Die Weissenhofer

Arbeiten von Matthias Beckmann, Jörg Mandernach und Uwe Schäfer

21. November - 14. Januar 2006


Vernissage

Montag, 20. November um 20 Uhr

 

Die drei Weissenhofer gelten als große Geschichtenerzähler. Deshalb sind ihre Arbeiten auch voll mit Elementen des Absurden und Grotesken. In ärmlichen Verhältnissen im Wallistal aufgewachsen, mussten sie schon in frühester Kind durch Löffelschnitzen und Bemalen kleiner Holztafeln zum kärglichen Lebensunterhalt der Familie beitragen.

Teile der Alltagswelt werden von den Weissenhofern aus ihrem Zusammenhang gelöst und in ungewohnte Beziehungsgefüge gesetzt. Wie in einem Baukasten zerlegen sie zunächst das vorgefundene Material, um es dann auf überraschende und originelle Art wieder zusammenzufügen. Ihre Erfindungen basieren auf einem spielerischen Umgang mit dem Vertrauten. Als Material dienen daneben auch Fundstücke aus der Kunstgeschichte und den Massenmedien.

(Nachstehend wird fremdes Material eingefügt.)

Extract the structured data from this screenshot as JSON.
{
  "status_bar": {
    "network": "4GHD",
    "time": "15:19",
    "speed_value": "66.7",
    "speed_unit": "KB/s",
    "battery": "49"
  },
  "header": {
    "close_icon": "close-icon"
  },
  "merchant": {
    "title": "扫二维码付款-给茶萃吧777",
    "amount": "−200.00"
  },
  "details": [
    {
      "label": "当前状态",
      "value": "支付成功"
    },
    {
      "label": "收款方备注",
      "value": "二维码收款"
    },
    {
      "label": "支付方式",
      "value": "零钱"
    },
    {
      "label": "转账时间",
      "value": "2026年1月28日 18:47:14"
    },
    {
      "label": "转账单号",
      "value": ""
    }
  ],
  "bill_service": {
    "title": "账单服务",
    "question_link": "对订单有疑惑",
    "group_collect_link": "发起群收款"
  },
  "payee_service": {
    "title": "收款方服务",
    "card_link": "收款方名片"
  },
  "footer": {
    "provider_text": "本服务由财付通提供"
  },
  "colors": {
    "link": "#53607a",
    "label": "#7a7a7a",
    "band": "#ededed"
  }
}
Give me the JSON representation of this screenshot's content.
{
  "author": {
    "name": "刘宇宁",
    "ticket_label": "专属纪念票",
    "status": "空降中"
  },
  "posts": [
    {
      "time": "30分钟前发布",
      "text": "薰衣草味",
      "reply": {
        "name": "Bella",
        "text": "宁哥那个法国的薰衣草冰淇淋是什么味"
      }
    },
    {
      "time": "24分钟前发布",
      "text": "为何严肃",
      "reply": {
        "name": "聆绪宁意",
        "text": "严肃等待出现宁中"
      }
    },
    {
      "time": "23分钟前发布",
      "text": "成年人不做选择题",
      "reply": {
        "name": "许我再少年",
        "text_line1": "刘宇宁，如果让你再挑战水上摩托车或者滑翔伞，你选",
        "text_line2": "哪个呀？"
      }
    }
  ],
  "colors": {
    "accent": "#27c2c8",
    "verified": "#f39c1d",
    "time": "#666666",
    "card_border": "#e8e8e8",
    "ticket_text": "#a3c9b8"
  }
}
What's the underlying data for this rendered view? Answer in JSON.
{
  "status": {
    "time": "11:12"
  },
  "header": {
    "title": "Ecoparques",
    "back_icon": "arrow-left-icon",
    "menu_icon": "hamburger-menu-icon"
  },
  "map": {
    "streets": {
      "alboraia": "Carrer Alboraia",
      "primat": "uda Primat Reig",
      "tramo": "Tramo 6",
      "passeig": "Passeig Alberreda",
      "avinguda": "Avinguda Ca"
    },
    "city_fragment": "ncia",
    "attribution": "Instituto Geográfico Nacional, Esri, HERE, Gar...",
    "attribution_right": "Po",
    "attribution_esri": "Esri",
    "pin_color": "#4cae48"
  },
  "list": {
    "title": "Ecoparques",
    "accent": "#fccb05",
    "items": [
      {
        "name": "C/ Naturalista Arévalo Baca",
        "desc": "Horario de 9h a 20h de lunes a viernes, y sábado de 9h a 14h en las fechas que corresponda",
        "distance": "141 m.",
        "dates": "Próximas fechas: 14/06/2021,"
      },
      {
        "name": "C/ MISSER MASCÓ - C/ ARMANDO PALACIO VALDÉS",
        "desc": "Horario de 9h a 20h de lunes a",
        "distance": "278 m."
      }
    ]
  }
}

Im Mittelpunkt der Schorndorfer Ausstellung steht ein gewaltiges, raumfüllendes Mobile. Dieses ist mit diversen Objekten und Fundstücken (Ready-Mades) versehen, die auf Mobilität als Bewegung im Raum und geistige Beweglichkeit (Modellflugzeug, Vogelbauer, Laptop) verweisen. Gleichzeitig wird aber auch mit Strohballen, Traktorreifen, Plastikgans und Hirschschädel ein Bezug zur Weissenhofer-Legende hergestellt. So wie das Mobile in ständiger Bewegung begriffen ist, verändern sich auch ständig die Bezüge der Objekte zueinander, zu Raum und Betrachter. Die Weissenhofer sind eine agile Truppe, die ständig in Bewegung ist und es nie zu lange an einem Ort hält.